Le maître des lieux : Alexandre de Rocoule, homme à femmes sur le retour, amateur de Strauss et d'opérettes anciennes.  Il en a composé une multitude, toujours inachevées..

Son ami et complice d'écriture est Salomon Lengyel, il est tailleur de son état, il est juif.  Il a une fille Esther qu'il n'a plus vu depuis 3 ans, elle vit à Budapest.  Il lui écrit très régulièrement.

Nous sommes en Marsovie, pays imaginaire , principauté d'Europe centrale.  Ce pays imaginaire est un pays d'opérette.  Effectivement, saviez-vous que ce nom fut inventé par Franz Lehart dans le cadre de sa célèbre "Veuve joyeuse" ?

Pour la petite histoire, Franz Lehart était un compositeur hongrois très apprécié de Hitler et Goebbels, le régime nazi utilisa même sa musique à des fins de propagande.  Franz Lehart utilisait toujours des librettistes juifs.  Son épouse d'origine juive s'était convertie au catholicisme avant leur mariage.

Je vous raconte tout cela, car c'est troublant, nous sommes en pleine fiction, dans un monde imaginaire, des rues, des personnages fictifs, ce livre ne se veut pas historique et pourtant on trouve ici un clin d'oeil avec l'Histoire avec un grand H et la montée du nazisme, la lutte contre le bolchevisme.

Un livre dans lequel nous passerons sans cesse d'une chose à son contraire: la joie, l'exhubérance, l'homme à femmes qu'est Alexandre, la sobriété, la tristesse et la rigueur de Salomon.   Dois-je en déduire un parti pris de l'auteur?  Est-ce pour nous bousculer ?  Tout comme l'écriture en bloc, sans châpitre, ni paragraphe??   Est-ce pour nous désarçonner ? Nous enlever des repères ?

Nous sommes donc dans les environs de la forêt d'Arden , un pays de cocagne qui basculera dans la triste réalité de la guerre, des pogroms et du nazisme.  Alexandre fait partie des nombreuses personnes qui n'ont jamais pris Hitler au sérieux.  Il rit et se moque de la frayeur des juifs, jusqu'au jour où le roi Karol en 1942 autorise un corps de volontaires pour lutter contre le bolchevisme : les gardes noirs.

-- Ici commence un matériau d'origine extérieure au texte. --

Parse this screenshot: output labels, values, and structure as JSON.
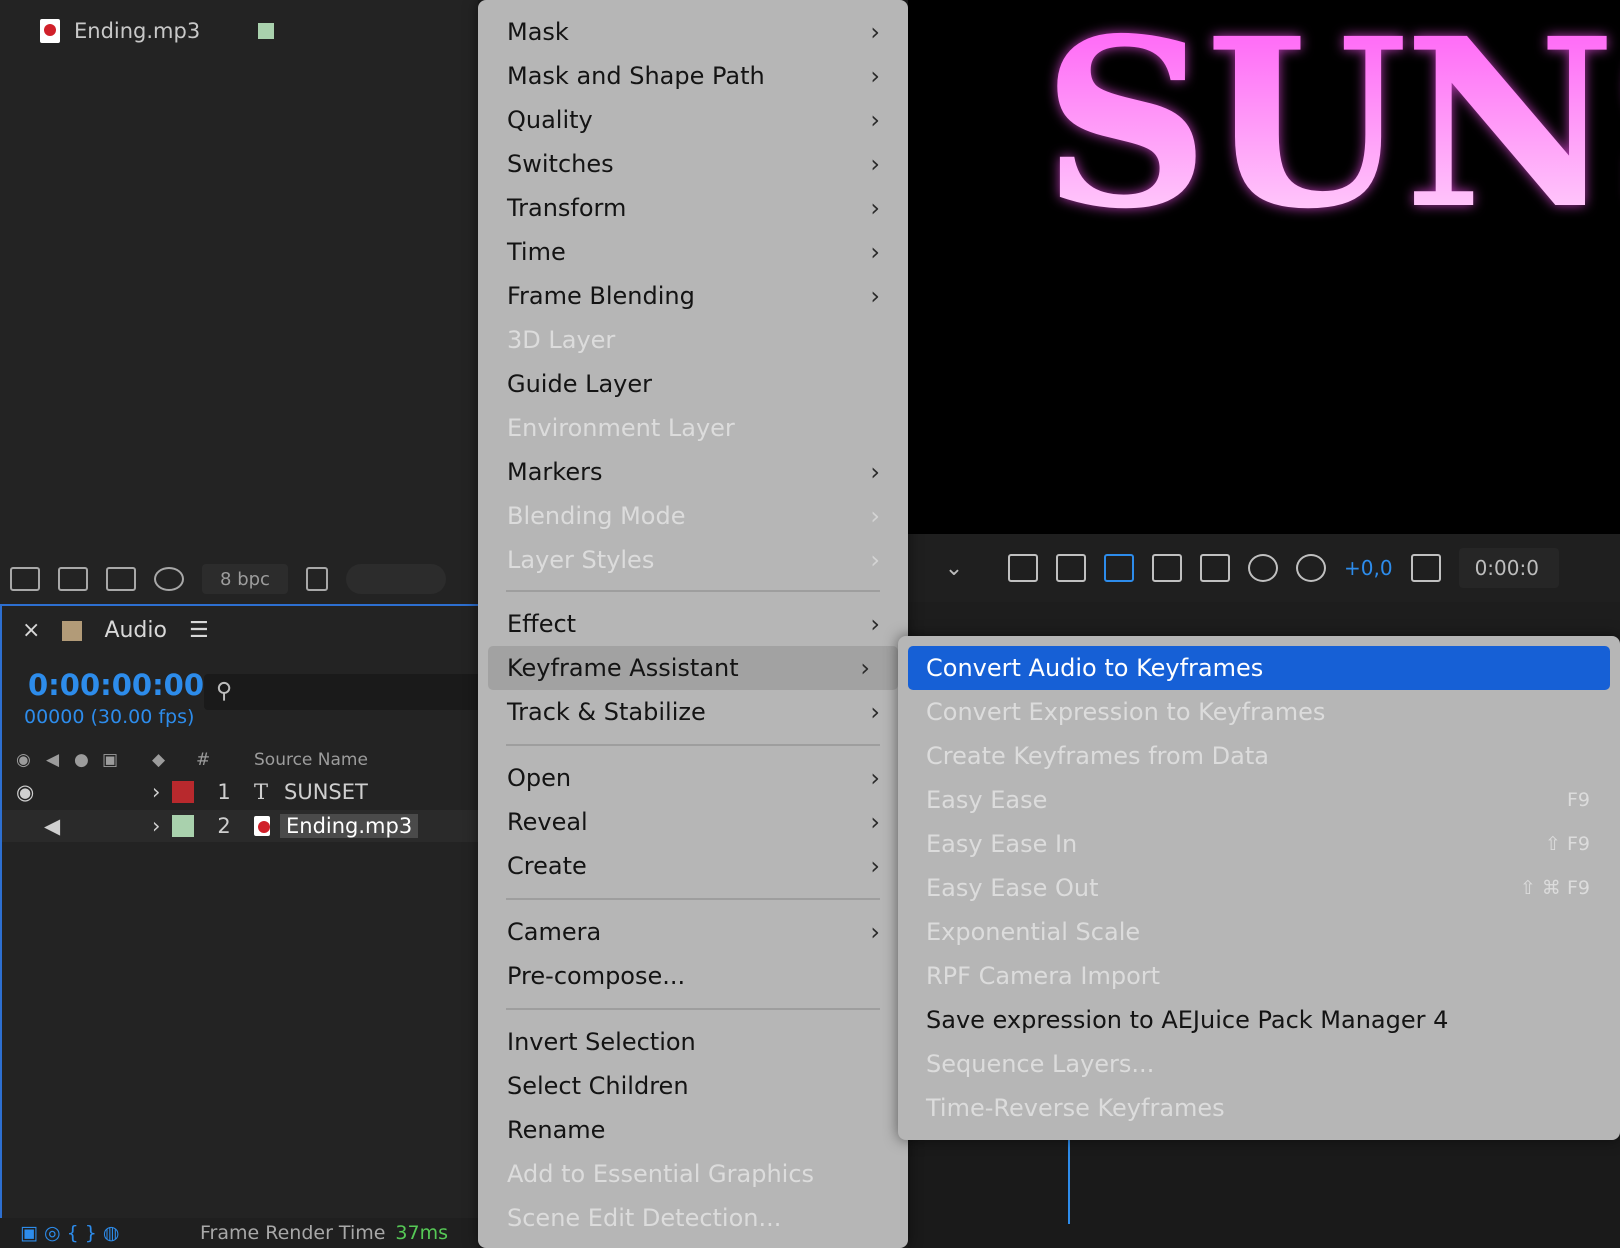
{
  "project": {
    "file_name": "Ending.mp3",
    "bpc": "8 bpc"
  },
  "viewer": {
    "text": "SUNSI",
    "exposure": "+0,0",
    "timecode": "0:00:0"
  },
  "timeline": {
    "comp_name": "Audio",
    "timecode": "0:00:00:00",
    "frames": "00000 (30.00 fps)",
    "headers": {
      "hash": "#",
      "source_name": "Source Name"
    },
    "layers": [
      {
        "num": "1",
        "type_glyph": "T",
        "name": "SUNSET",
        "color": "#b8292d"
      },
      {
        "num": "2",
        "type_glyph": "",
        "name": "Ending.mp3",
        "color": "#a9d1ad"
      }
    ],
    "footer_label": "Frame Render Time",
    "footer_value": "37ms"
  },
  "menu": {
    "items": [
      {
        "label": "Mask",
        "submenu": true,
        "disabled": false
      },
      {
        "label": "Mask and Shape Path",
        "submenu": true,
        "disabled": false
      },
      {
        "label": "Quality",
        "submenu": true,
        "disabled": false
      },
      {
        "label": "Switches",
        "submenu": true,
        "disabled": false
      },
      {
        "label": "Transform",
        "submenu": true,
        "disabled": false
      },
      {
        "label": "Time",
        "submenu": true,
        "disabled": false
      },
      {
        "label": "Frame Blending",
        "submenu": true,
        "disabled": false
      },
      {
        "label": "3D Layer",
        "submenu": false,
        "disabled": true
      },
      {
        "label": "Guide Layer",
        "submenu": false,
        "disabled": false
      },
      {
        "label": "Environment Layer",
        "submenu": false,
        "disabled": true
      },
      {
        "label": "Markers",
        "submenu": true,
        "disabled": false
      },
      {
        "label": "Blending Mode",
        "submenu": true,
        "disabled": true
      },
      {
        "label": "Layer Styles",
        "submenu": true,
        "disabled": true
      },
      {
        "label": "Effect",
        "submenu": true,
        "disabled": false
      },
      {
        "label": "Keyframe Assistant",
        "submenu": true,
        "disabled": false,
        "highlighted": true
      },
      {
        "label": "Track & Stabilize",
        "submenu": true,
        "disabled": false
      },
      {
        "label": "Open",
        "submenu": true,
        "disabled": false
      },
      {
        "label": "Reveal",
        "submenu": true,
        "disabled": false
      },
      {
        "label": "Create",
        "submenu": true,
        "disabled": false
      },
      {
        "label": "Camera",
        "submenu": true,
        "disabled": false
      },
      {
        "label": "Pre-compose...",
        "submenu": false,
        "disabled": false
      },
      {
        "label": "Invert Selection",
        "submenu": false,
        "disabled": false
      },
      {
        "label": "Select Children",
        "submenu": false,
        "disabled": false
      },
      {
        "label": "Rename",
        "submenu": false,
        "disabled": false
      },
      {
        "label": "Add to Essential Graphics",
        "submenu": false,
        "disabled": true
      },
      {
        "label": "Scene Edit Detection...",
        "submenu": false,
        "disabled": true
      }
    ]
  },
  "submenu": {
    "items": [
      {
        "label": "Convert Audio to Keyframes",
        "shortcut": "",
        "disabled": false,
        "selected": true
      },
      {
        "label": "Convert Expression to Keyframes",
        "shortcut": "",
        "disabled": true
      },
      {
        "label": "Create Keyframes from Data",
        "shortcut": "",
        "disabled": true
      },
      {
        "label": "Easy Ease",
        "shortcut": "F9",
        "disabled": true
      },
      {
        "label": "Easy Ease In",
        "shortcut": "⇧ F9",
        "disabled": true
      },
      {
        "label": "Easy Ease Out",
        "shortcut": "⇧ ⌘ F9",
        "disabled": true
      },
      {
        "label": "Exponential Scale",
        "shortcut": "",
        "disabled": true
      },
      {
        "label": "RPF Camera Import",
        "shortcut": "",
        "disabled": true
      },
      {
        "label": "Save expression to AEJuice Pack Manager 4",
        "shortcut": "",
        "disabled": false
      },
      {
        "label": "Sequence Layers...",
        "shortcut": "",
        "disabled": true
      },
      {
        "label": "Time-Reverse Keyframes",
        "shortcut": "",
        "disabled": true
      }
    ]
  }
}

Les gardes noirs défilent dans les rues le vendredi et le 28 mars 1944 un fait divers sème la terreur : l'assassinat du père Molodine.  C'est le début de l'horreur de la guerre.  Peu de temps après, les allemands envahiront la Marsovie.  des pogroms auront lieu aux frontières, la peur arrive, les juifs doivent être recensés.

Salomon fera revenir sa fille Esther et Alexandre décidera de les cacher.

Voilà, je ne vous en dis pas plus.  J'avoue avoir rencontré des personnages haut en couleur mais le style de l'époque proustienne, flaubertienne n'a malheureusement pas entraîné mon imaginaire dans ses trop, beaucoup trop longues descriptions à mon goût.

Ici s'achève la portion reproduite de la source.